Beaucoup de Tunisiens conviennent que l’acquis n°1 de la révolution est la libération de la parole dans le sens où les langues se sont déliées, que les tabous ont sauté, que les interdits n’existent plus et que la liberté est devenue une pratique courante.

Mais l’accession à la liberté a un coût que les Tunisiens n’ont pas manqué de ressentir dès les premiers mois de la révolution et continuent malheureusement à en payer le prix près de huit ans après.

Il s’agit de la mauvaise pratique de la liberté dans le sens du non-respect de l’autorité de l’Etat et de l’amplification de plus en plus inquiétante des actes de violence et d’insubordination à l’encontre des représentants des autorités publiques et des agents des administrations.

Ainsi, l’autorité ou le prestige dont jouissaient auparavant les fonctionnaires (policiers, cadres médicaux, agents administratifs, enseignants, etc.) et le respect qu’ils trouvaient lors de l’exercice de leur mission auprès des citoyens ne sont plus qu’un souvenir nostalgique.

Aujourd’hui, l’agent administratif ou le fonctionnaire est quotidiennement l’objet de toutes les formes d’atteinte à sa dignité morale et de violation de son intégrité physique de la part des citoyens en contact direct avec les agents de l’Etat au sein des institutions éducatives, des hôpitaux, des bureaux de poste, etc.

Et le phénomène de la violence dont sont victimes les fonctionnaires de s’accentuer, l’insécurité dans les institutions étatiques de devenir la règle face au sentiment d’impunité ressenti par les auteurs des actes de violence et de barbarie qui ne reculent, désormais, devant aucun stratagème pour imposer leur loi.

Une réaction s’impose

Et comme l’impunité ne peut qu’encourager la propagation de la violence et des comportements inadmissibles, on apprend que l’hôpital Mahmoud-Matri à l’Ariana a été, hier, le théâtre d’un tragique incident suite à l’agression perpétrée par un patient sur un surveillant et un employé.
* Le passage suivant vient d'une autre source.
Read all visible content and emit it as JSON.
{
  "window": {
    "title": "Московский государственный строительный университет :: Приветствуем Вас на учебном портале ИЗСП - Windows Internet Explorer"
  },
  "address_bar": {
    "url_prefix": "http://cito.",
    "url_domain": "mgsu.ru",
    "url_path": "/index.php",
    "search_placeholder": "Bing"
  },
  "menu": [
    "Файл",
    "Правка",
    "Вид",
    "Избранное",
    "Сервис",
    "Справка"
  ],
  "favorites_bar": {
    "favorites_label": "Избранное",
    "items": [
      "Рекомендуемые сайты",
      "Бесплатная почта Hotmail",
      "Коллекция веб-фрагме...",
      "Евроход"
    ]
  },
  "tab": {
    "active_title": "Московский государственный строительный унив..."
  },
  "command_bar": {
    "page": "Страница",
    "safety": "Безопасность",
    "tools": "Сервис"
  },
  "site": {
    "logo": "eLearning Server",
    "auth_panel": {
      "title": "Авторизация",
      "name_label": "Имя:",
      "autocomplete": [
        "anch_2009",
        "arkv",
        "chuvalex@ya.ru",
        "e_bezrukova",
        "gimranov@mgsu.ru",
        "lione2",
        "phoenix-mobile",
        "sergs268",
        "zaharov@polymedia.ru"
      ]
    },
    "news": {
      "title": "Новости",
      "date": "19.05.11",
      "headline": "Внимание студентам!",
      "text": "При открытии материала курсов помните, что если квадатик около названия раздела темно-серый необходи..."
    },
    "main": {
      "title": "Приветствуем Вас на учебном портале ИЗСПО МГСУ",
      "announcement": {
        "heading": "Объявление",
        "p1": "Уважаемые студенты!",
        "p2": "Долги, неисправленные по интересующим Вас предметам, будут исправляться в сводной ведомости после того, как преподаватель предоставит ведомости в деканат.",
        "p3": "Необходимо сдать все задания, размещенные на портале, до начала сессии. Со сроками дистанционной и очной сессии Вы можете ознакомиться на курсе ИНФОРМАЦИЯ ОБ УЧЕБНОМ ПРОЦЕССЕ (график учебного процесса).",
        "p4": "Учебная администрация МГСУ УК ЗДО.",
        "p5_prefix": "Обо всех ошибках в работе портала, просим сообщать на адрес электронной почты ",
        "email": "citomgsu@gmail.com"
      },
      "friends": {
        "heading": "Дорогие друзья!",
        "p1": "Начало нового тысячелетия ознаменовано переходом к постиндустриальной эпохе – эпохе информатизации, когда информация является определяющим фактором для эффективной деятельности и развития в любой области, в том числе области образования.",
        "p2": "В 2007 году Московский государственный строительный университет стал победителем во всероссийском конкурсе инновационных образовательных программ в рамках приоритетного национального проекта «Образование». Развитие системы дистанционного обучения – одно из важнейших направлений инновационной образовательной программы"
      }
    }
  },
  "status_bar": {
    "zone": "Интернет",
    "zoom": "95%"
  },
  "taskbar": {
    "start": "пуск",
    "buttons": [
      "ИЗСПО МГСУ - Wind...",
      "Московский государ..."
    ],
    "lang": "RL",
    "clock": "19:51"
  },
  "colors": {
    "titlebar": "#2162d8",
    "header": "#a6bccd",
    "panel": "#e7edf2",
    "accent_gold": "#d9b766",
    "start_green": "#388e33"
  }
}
L’agresseur est connu pour ses antécédents en matière de délinquance.

La directrice de l’hôpital a déclaré que l’agresseur a été admis au service des urgences alors qu’il était blessé tout en se trouvant sous l’effet de la drogue et de l’alcool. «Le criminel a poignardé le surveillant et a blessé un autre employé au couteau avant de prendre la fuite», a-t-elle ajouté.

Quant à Sonia Ben Cheikh, ministre de la Santé par intérim, elle s’est rendue au chevet des deux victimes pour s’enquérir de leur état de santé et a promis que son département «fournira, en collaboration avec le ministère de l’Intérieur, tous les moyens pour assurer la sécurité des personnes exerçant dans les établissements de santé».

Dans une déclaration à l’agence TAP, la ministre a souligné qu’il n’est plus possible d’ignorer la recrudescence des agressions à l’encontre des cadres médicaux et paramédicaux et qu’il est urgent de leur fournir les conditions de sécurité auxquelles ils ont droit dans l’exercice de leurs fonctions.

Il est à préciser que l’agresseur est connu des services de sécurité de l’Ariana et qu’une descente effectuée, hier, à son domicile, a permis de découvrir 5 kilogrammes de cannabis et la somme de 25 mille dinars.